DOERING: From fires we turn now to floods. Both are natural disasters scientists tell us will be more frequent and severe with climate change. Hurricane Laura hit Louisiana as a Category 4 storm at the end of August but the killer hurricane was actually less deadly than many feared. Living on Earth’s Aynsley O’Neill has more.
O’NEILL: Hurricane Laura had the strongest sustained windspeed of any hurricane on record to make landfall in Louisiana. And the storm surge was expected to be catastrophic for inland communities. But the damage wasn’t actually all that bad, according to many people in the region, including Governor Greg Abbott of Texas.
GOV. ABBOTT: As I ask everybody how they feel about working their way through this hurricane, everybody pretty much had the same phrase. And that is: we dodged a bullet. It could have been far worse.
O’NEILL: With roughly 70 casualties and about $9 billion dollars in repairs, the loss of life and costs of Laura are only a fraction of what was expected ahead of the hurricane. Mass evacuations certainly saved lives but the biggest life saver was where the storm hit. The hurricane made landfall at the marshes that sit along the Louisiana-Texas border. And on the Gulf Coast, wetlands like those are crucial to protecting inland communities from the natural disasters.
When waves come crashing against the shoreline, wetlands absorb the impact and reduce the intensity of the storm surge and flooding.

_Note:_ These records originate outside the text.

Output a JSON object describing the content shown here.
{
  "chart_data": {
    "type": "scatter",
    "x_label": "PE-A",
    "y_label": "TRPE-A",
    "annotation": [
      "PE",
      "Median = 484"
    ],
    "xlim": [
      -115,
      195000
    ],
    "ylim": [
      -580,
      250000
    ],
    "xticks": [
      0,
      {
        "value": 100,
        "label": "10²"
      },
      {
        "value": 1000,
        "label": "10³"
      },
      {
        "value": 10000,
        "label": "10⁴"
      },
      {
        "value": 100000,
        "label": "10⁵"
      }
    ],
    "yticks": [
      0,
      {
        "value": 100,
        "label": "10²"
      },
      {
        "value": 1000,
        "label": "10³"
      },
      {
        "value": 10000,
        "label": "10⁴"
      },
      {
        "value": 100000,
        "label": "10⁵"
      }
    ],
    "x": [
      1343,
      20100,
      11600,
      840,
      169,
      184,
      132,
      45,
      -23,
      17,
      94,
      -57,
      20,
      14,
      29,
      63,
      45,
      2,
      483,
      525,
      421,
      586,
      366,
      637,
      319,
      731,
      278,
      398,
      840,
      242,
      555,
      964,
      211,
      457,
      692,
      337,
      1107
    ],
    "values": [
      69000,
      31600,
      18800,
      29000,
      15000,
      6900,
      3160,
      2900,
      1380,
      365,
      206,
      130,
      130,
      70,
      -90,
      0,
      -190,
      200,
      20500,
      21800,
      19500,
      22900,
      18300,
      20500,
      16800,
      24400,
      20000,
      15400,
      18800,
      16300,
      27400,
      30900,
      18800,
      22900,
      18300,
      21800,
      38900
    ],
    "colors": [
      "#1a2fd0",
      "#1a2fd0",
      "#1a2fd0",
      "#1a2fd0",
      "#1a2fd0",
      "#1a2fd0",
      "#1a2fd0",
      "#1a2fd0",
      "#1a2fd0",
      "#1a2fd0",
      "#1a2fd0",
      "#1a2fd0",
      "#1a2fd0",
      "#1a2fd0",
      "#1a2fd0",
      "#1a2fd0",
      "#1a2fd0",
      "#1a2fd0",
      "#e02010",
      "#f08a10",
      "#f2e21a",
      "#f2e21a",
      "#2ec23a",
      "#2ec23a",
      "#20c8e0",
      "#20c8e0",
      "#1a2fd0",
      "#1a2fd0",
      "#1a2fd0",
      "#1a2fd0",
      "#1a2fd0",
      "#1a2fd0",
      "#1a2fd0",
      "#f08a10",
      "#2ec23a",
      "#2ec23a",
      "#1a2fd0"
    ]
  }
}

In fact, scientists estimate that every 2.7 miles of coastal wetlands reduce storm surge inland by a foot – so long as that wetland is in good condition. But wetlands are frequently destroyed or degraded for coastal development. Wetlands ecologist and Loyola University professor Bob Thomas says destroying wetlands to build a canal at the end of the Mississippi River was a disaster for the region when it comes to mitigating hurricane damage.
THOMAS: If you would have never built the Mississippi Gulf Outlet, when Katrina came in and all that water was pushed across toward New Orleans most of it would have been absorbed and you would have had maybe one or two feet hit those 17 foot high levees. But instead, it was wide open water, and all that water came in and literally topped over some of the levees.
O’NEILL: It’ll take some time to see how well the wetlands are able to bounce back after Hurricane Laura, but ecologists say we need to protect and support these crucial ecosystem services. They are our first line of defense against deadly hurricanes, provided to us for free from Mother Nature. For Living on Earth, I’m Aynsley O’Neill.